Devlet yönetiminde on yedi yıl uzun bir süre değil.
Türkiye'deki hükümet sürelerine bakıldığında ise çok çok uzun bir zaman sayılır.
İyi niyetle adımlar atıldı.
Güzel işler hayal edildi lakin hükümet değişmeden yaşanan bakan değişimleri politikaları ve bakışı da sil baştan değiştirdi.
Bu açıdan bakıldığında ilk karne Milli Eğitime verilmeli.
Ne yazık ki Milli Eğitimin karnesi zayıflarla dolu. OKS, BU KS, TEOG, MEOG, LGS, İGS, ALYINYILDIZ.
Tam oturmak üzere olan sistemler kurucuları tarafından rafa kaldırıldı.
Sonuç: karışık kafalar, devam eden arayışlar.
Güzel olan fiziki mekânlar ve sağlanan imkânlar.
Biraz fazla olsa da.
Sözleşmeli öğretmenlik, çakılı atama, örseleyici mülakat süreci.
Eğitim paydaşlarının seçmen olan büyük çoğunluğu hep hayal kırıklıkları yaşadı senelerdir.
Milli Eğitim Bakanlığının topluma bakan yüzünde kısaca bunlar yaşanırken kendi iç bünyesinde neler olduğunu nasıl bileceğiz?
Erkan Mumcu
Hüseyin Çelik
Nimet Baş (Çubukçu)
Ömer Dinçer
Nabi Avcı
İsmet Yılmaz
gelip geçerken (Ziya Selçuk devam ediyor) geleni ağırlayan, gideni uğurlayan bürokratların saltanatı ne zaman bitecek?
Bütün yanlışlardan ortalama iki yıl görevde kalan bakanlar mı sorumlu tutulacak?
Bakanlığın kendi birimleri arasındaki güç savaşlarını kim fark edecek, kim durduracak.

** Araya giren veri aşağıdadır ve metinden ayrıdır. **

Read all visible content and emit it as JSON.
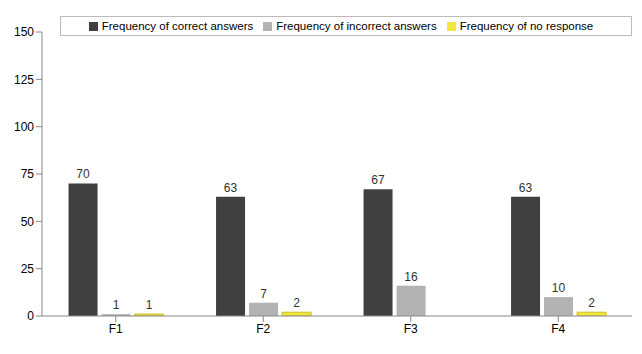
{
  "chart_data": {
    "type": "bar",
    "categories": [
      "F1",
      "F2",
      "F3",
      "F4"
    ],
    "series": [
      {
        "name": "Frequency of correct answers",
        "color": "#404040",
        "values": [
          70,
          63,
          67,
          63
        ]
      },
      {
        "name": "Frequency of incorrect answers",
        "color": "#b3b3b3",
        "values": [
          1,
          7,
          16,
          10
        ]
      },
      {
        "name": "Frequency of no response",
        "color": "#f0e63c",
        "values": [
          1,
          2,
          null,
          2
        ]
      }
    ],
    "ylim": [
      0,
      150
    ],
    "yticks": [
      0,
      25,
      50,
      75,
      100,
      125,
      150
    ],
    "grid": false,
    "legend": "top",
    "data_labels": true
  }
}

Genel müdürlüklerin bakanlardan rol çaldığı, birinin yaptığını diğerinin sildiği uygulamalar ne zaman sona erecek?
Eldeki kalifiye personelin değerlendirilmesi için Ahmet’in verdiği kararlara itiraz etmekten Mehmet ne zaman vaz geçecek?
Ben yapamazsam başkası da yapmasın anlayışı ne zaman bitecek?
Ne zaman Bakanlığın bütün birimleri tek bir vücudun organları gibi hareket edecek?